StudySmarter Expert Adviceπ€«
We think this is how you could land Python Senior Engineer in City of London
β¨Tip Number 1
Network like a pro! Reach out to your connections in the tech and AI space. Attend meetups, webinars, or even online forums where you can chat with folks who are already in the industry. You never know who might have a lead on that perfect Python Senior Engineer role!
β¨Tip Number 2
Show off your skills! Create a portfolio showcasing your projects, especially those involving AI and recommendations. Share your GitHub link when you apply through our website. This gives potential employers a taste of what you can do and sets you apart from the crowd.
β¨Tip Number 3
Prepare for those interviews! Brush up on your Python knowledge and be ready to discuss your experience with AI systems. Think about how you've tackled challenges in previous roles and be prepared to share specific examples. Practice makes perfect!
β¨Tip Number 4
Follow up after interviews! A quick thank-you email can go a long way. It shows your enthusiasm for the role and keeps you fresh in their minds. Plus, itβs a great opportunity to reiterate why youβre the best fit for the Python Senior Engineer position.
We think you need these skills to ace Python Senior Engineer in City of London
Some tips for your application π«‘
Show Off Your Python Skills:Make sure to highlight your strong Python engineering experience in your application. We want to see how you've used Python in production environments, especially in AI-enabled applications. Don't hold back on those juicy details!
Talk About AI Experience:If you've built any AI-powered services or worked with recommendation systems, let us know! Share specific examples of how you've designed evaluation frameworks or improved system quality. This is your chance to shine!
Collaboration is Key:We love teamwork! Mention any experiences you've had working in cross-functional teams with engineers, data scientists, and product stakeholders. Show us how youβve collaborated to evolve systems and support growth.
Apply Through Our Website:Ready to take the plunge? Make sure to apply through our website for the best chance of getting noticed.
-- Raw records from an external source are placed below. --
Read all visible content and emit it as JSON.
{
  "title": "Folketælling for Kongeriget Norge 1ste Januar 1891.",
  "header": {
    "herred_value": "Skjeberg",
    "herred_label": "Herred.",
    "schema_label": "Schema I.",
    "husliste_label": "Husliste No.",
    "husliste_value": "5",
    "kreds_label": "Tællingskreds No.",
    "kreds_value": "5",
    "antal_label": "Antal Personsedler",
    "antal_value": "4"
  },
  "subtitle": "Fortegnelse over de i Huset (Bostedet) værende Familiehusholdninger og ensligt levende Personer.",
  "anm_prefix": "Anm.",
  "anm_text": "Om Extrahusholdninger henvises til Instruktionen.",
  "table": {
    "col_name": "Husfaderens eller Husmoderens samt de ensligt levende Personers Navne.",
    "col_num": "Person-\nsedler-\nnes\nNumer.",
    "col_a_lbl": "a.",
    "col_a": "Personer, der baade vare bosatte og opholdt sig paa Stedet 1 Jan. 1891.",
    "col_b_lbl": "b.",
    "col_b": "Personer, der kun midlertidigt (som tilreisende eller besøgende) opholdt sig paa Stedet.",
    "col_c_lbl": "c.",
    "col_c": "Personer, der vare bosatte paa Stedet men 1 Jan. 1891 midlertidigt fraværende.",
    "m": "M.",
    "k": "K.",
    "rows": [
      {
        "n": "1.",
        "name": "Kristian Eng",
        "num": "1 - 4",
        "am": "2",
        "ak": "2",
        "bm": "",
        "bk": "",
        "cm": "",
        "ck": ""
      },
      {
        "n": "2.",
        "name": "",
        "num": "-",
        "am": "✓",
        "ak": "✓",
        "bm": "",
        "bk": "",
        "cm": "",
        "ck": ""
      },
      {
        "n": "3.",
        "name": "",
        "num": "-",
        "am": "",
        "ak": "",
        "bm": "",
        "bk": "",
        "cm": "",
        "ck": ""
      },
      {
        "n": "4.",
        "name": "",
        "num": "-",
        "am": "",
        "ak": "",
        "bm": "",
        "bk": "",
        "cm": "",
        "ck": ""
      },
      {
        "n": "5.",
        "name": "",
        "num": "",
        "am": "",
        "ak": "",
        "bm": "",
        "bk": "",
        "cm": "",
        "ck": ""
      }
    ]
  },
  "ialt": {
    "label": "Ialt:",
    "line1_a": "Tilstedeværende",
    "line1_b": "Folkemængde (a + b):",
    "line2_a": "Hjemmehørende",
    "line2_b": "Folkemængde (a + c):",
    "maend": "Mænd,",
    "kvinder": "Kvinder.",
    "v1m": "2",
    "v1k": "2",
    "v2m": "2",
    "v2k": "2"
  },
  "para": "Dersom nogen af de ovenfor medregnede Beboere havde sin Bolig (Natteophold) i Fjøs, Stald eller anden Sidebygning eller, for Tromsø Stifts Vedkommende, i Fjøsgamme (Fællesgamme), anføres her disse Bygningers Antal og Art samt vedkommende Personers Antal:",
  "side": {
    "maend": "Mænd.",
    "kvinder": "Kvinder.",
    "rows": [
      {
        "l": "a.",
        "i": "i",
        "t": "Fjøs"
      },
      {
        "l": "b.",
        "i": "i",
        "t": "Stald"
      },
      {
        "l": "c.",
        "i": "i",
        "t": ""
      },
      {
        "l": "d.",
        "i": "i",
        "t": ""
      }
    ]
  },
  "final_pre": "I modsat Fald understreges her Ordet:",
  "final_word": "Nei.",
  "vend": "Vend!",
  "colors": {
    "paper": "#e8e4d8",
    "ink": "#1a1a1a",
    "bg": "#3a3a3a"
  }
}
We can't wait to see your application and learn more about what you can bring to our Recommendations team!
How to prepare for a job interview at Gazelle Global
β¨Know Your Python Inside Out
Make sure you brush up on your Python skills, especially in production environments. Be ready to discuss your past projects and how you've tackled challenges using Python, particularly in AI-enabled applications.
β¨Familiarise Yourself with AI Systems
Understand the nuances between AI systems and traditional deterministic systems. Be prepared to explain how you've designed evaluation frameworks for LLM or AI systems and how these differ from conventional approaches.
β¨Showcase Your Collaboration Skills
Since you'll be working closely with engineers, data scientists, and product stakeholders, highlight your experience in cross-functional teams. Share examples of how you've successfully collaborated to evolve systems and improve quality.
β¨Prepare for Technical Questions
Expect technical questions related to building AI-powered services and designing meaningful evaluations. Think about specific techniques you've used, like LLM-as-a-Judge, and be ready to discuss how you've iterated based on real-world behaviour.